The suit was both a starting point for the last half-decade of collections and a prompt on what masculinity means in Mexico — a question that last season’s Fall 2025 collection directly confronts through perversely exaggerated suiting, unexpected fur and leather moments, and feminine silhouettes. There’s tension to the collection, its angst coalescing in the final look: a coat of 2,500 rooster feathers, as seen on our very own September/October 2025 cover star Flau’jae. “You’re going to close the show and you’re going to be our fighting rooster,” Patricio remembers telling the model. To him, the look was an omen of strength, transforming his country’s longstanding cockfight culture into something of beauty and creation.

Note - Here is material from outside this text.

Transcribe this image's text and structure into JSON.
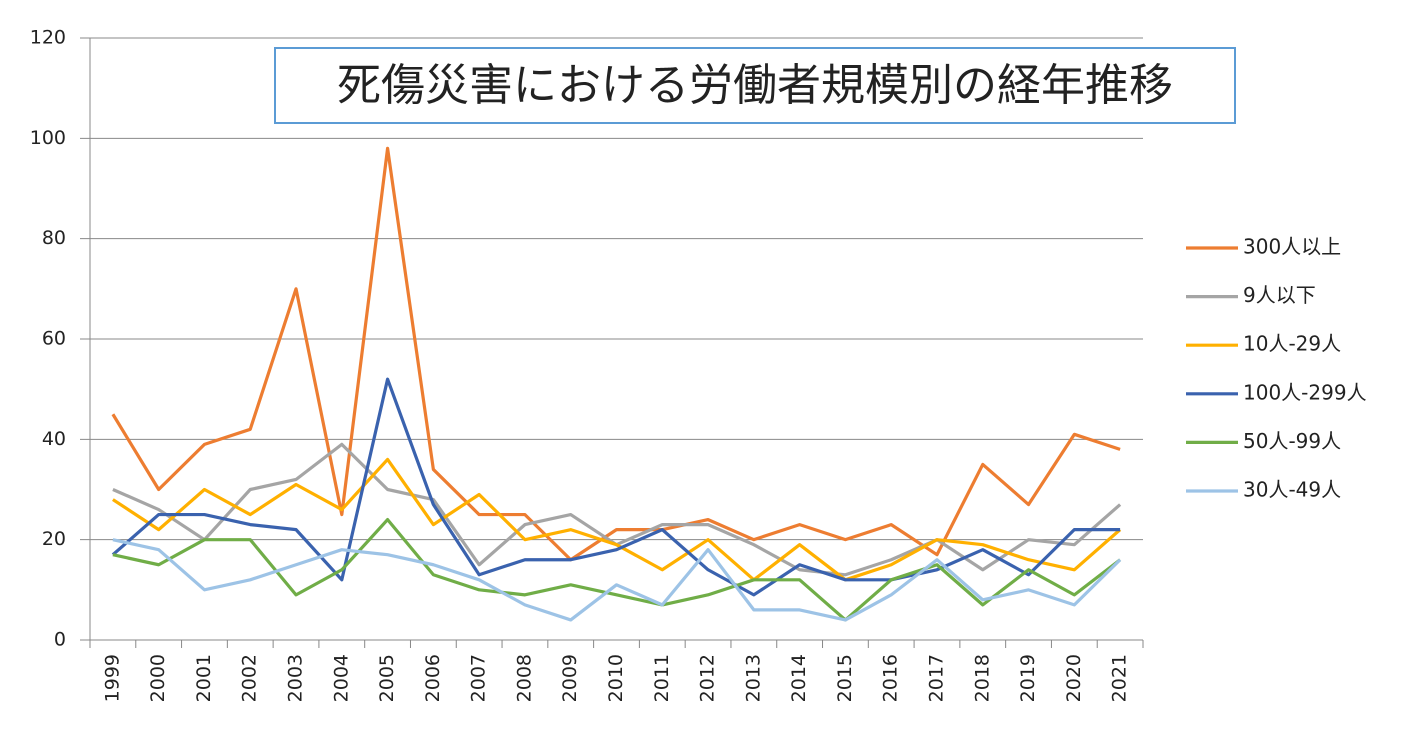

As with past collections, the element of craftsmanship in Spring 2026 is as strong as ever. This time around, his team developed its own in-house knit with fabric strips. And for the first time, it collaborated with traditional artisans on silk and wool felting techniques, silversmithing hardware accents, and “telar de cintura,” or backstrap weaving. “Being able to co-create pieces, [while] identifying which part of it was craft and which part belongs to another culture, rather than to a singular artist,” shaped the collaborative process, as per Patricio.

Spring 2026’s theme extends beyond technical expertise, though, as “doing something over and over again can be soothing and even therapeutic towards trauma,” Patricio notes of repetition’s way of easing painful memories, of offering salvation in the wake of suffering. If last season’s fighting rooster and cheeky “El Golfo de México” slogan tee were not-so-subtle emblems of strength and dissent, this season’s quieter resilience embeds itself in material and technique. Repetition looks to the whole, then its parts.

As the show commenced on Friday, September 12, in a hushed, downtown studio space overlooking Manhattan’s skyline, the early-evening sun filled the room, illuminating the models in their earthy outfits. Even in firmly-woven jackets and oversized denim co-ords, the garments carried a level of ease and lightness. The closing look featured the collection’s hallmark basket-weave, but this time as a cubistic top, with large woven panels folded atop one another. At once sculptural and light, sturdy and in motion, it was as if a new pattern had begun taking shape.